La première similitude réside dans la dynamique électorale
des deux individus. Certes M. Ahmadinejad et D. Trump n’ont pas le même type de
parcours politique. L’ancien président iranien a occupé divers mandats
régionaux et a été Maire de Téhéran de 2003 à 2005 avant de devenir le
président de la République islamique. Par ailleurs, lors de sa première
campagne présidentielle, Ahmadinejad était une figure quasi inconnue sur la
scène politique nationale iranienne. Trump quant à lui, grâce à l’image qu’il
s’était façonné au travers de la télé-réalité, était déjà une figure connue de
ses concitoyens mais il n’avait en revanche aucune expérience politique. La
similitude ne réside donc pas dans leurs antécédents mais bien dans leur
positionnement au cours de leur campagne.
En effet, l’un comme l’autre se sont positionnés comme des
candidats « antisystème » désireux de mettre fin à la corruption des
élites afin de rendre le pouvoir au « peuple ». Nous trouvons ici les
bases du discours populiste. Mais qu’est-ce donc que le populisme ? Le
terme est souvent utilisé à outrance, ce qui finit par le vider de sa substance
et de son véritable sens. Dans son ouvrage « Qu’est-ce que le
populisme ? Définir enfin la menace. », Jan-Werner Müller, Professeur
à l’Université de Princeton, explique que le populisme est bien souvent
amalgamé – à tort – à la démagogie[2]. Or,
comme expliqué par l’auteur, si tous les populistes sont des démagogues, tous
les démagogues ne sont pas des populistes ; la démagogie étant une
condition nécessaire mais non suffisante que pour appartenir à la classe des
populistes. Outre la démagogie, les principales caractéristiques d’un discours
populiste résident dans le rejet de l’establishment, l’anti-élitisme, et
l’affirmation, défendue par l’orateur, selon laquelle il est le seul à même de
résoudre les problèmes du « peuple » et que par conséquent, il est le
seul à véritablement parler au nom du « peuple ». Ce type de discours
est bien évidemment dangereux et réducteur. Dangereux parce qu’il rejette de facto le pluralisme politique qui
constitue la quintessence de l’appareil démocratique.

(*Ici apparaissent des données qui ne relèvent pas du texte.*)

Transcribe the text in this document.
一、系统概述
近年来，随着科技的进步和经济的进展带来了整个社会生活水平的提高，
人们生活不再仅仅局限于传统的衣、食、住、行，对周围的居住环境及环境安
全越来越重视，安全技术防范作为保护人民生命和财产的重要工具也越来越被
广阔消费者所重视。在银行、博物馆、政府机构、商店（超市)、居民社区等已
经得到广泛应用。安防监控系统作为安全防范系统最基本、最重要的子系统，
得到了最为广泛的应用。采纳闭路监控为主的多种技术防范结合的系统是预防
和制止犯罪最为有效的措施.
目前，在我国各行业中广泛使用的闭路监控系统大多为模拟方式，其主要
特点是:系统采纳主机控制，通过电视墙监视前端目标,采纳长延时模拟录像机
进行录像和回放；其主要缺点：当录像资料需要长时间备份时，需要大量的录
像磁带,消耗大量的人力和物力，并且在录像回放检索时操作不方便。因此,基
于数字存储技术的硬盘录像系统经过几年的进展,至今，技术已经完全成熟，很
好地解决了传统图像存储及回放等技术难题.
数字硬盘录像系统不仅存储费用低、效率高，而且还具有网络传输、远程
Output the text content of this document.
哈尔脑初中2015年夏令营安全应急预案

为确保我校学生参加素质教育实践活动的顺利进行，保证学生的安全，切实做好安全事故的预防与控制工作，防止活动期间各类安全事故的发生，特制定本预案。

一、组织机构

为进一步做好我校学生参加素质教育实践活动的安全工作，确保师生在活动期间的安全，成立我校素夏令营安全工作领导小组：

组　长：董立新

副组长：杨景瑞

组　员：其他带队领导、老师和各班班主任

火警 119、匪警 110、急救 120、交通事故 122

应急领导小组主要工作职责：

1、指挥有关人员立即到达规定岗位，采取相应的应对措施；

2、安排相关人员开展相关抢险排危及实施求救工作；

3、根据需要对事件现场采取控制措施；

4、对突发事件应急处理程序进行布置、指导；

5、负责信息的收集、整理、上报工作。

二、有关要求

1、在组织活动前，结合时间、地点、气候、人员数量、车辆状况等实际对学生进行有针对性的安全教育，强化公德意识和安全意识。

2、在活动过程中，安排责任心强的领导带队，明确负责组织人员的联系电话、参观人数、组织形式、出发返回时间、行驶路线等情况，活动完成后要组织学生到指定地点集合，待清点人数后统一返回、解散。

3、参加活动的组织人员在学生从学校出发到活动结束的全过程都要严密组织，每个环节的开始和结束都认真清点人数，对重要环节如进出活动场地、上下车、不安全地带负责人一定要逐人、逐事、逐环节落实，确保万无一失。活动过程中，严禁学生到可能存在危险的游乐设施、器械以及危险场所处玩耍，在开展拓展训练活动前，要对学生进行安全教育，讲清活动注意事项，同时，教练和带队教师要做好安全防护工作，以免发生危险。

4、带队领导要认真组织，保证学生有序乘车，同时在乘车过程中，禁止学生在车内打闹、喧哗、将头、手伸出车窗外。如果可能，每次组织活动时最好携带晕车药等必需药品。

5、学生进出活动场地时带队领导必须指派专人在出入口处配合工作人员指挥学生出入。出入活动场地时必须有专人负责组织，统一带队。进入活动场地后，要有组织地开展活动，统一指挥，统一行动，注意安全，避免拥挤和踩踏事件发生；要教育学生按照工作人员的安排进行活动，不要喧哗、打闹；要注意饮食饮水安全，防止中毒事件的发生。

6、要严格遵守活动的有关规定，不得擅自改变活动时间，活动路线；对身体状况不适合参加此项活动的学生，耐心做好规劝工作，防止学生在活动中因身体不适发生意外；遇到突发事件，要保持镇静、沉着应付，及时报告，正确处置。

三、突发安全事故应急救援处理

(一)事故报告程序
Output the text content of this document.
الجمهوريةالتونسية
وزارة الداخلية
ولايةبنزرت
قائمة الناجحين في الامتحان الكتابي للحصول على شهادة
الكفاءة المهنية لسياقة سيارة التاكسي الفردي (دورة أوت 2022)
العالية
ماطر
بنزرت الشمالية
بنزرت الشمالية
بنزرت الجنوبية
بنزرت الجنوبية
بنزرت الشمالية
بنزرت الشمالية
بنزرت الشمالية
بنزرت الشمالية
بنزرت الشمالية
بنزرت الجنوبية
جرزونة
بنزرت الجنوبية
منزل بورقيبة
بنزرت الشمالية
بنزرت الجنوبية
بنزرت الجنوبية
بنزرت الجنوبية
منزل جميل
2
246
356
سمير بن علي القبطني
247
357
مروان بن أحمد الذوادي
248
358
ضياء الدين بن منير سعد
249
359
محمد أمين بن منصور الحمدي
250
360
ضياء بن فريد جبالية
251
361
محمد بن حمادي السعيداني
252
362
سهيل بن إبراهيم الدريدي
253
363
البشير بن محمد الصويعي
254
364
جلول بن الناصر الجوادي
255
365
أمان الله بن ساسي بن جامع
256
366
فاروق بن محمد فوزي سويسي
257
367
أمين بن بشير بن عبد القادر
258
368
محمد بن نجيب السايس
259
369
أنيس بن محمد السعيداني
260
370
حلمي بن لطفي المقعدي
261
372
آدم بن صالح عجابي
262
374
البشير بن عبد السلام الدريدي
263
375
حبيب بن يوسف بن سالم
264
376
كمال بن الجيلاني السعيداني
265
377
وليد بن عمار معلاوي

Réducteur parce que outre
l’aspect démagogique qui consiste à proposer des solutions simples à des
problèmes autrement plus compliqués, il prétend réduire le « peuple »
à un ensemble homogène. Or, le « peuple » est pluriel et cette
simplification sous-entend l’existence d’un « bon peuple » et d’un
« mauvais peuple » ; ce dernier étant composé des opposants à
l’orateur, lesquels ne se soucieraient que de leurs intérêts sans se soucier de
l’intérêt commun dont la maximisation ne peut être atteinte que grâce aux idées
défendues par l’orateur populiste. Normal puisque dans son esprit, il est le
seul à comprendre les défis et problèmes de la société et que par conséquent,
il est également le seul capable d’y répondre de manière efficace. De même, le
discours populiste joue dans le registre de l’émotionnel et non dans celui du
rationnel puisqu’il s’alimente du ressenti – justifié ou non – d’une partie de
la population à l’égard de la classe politique traditionnelle.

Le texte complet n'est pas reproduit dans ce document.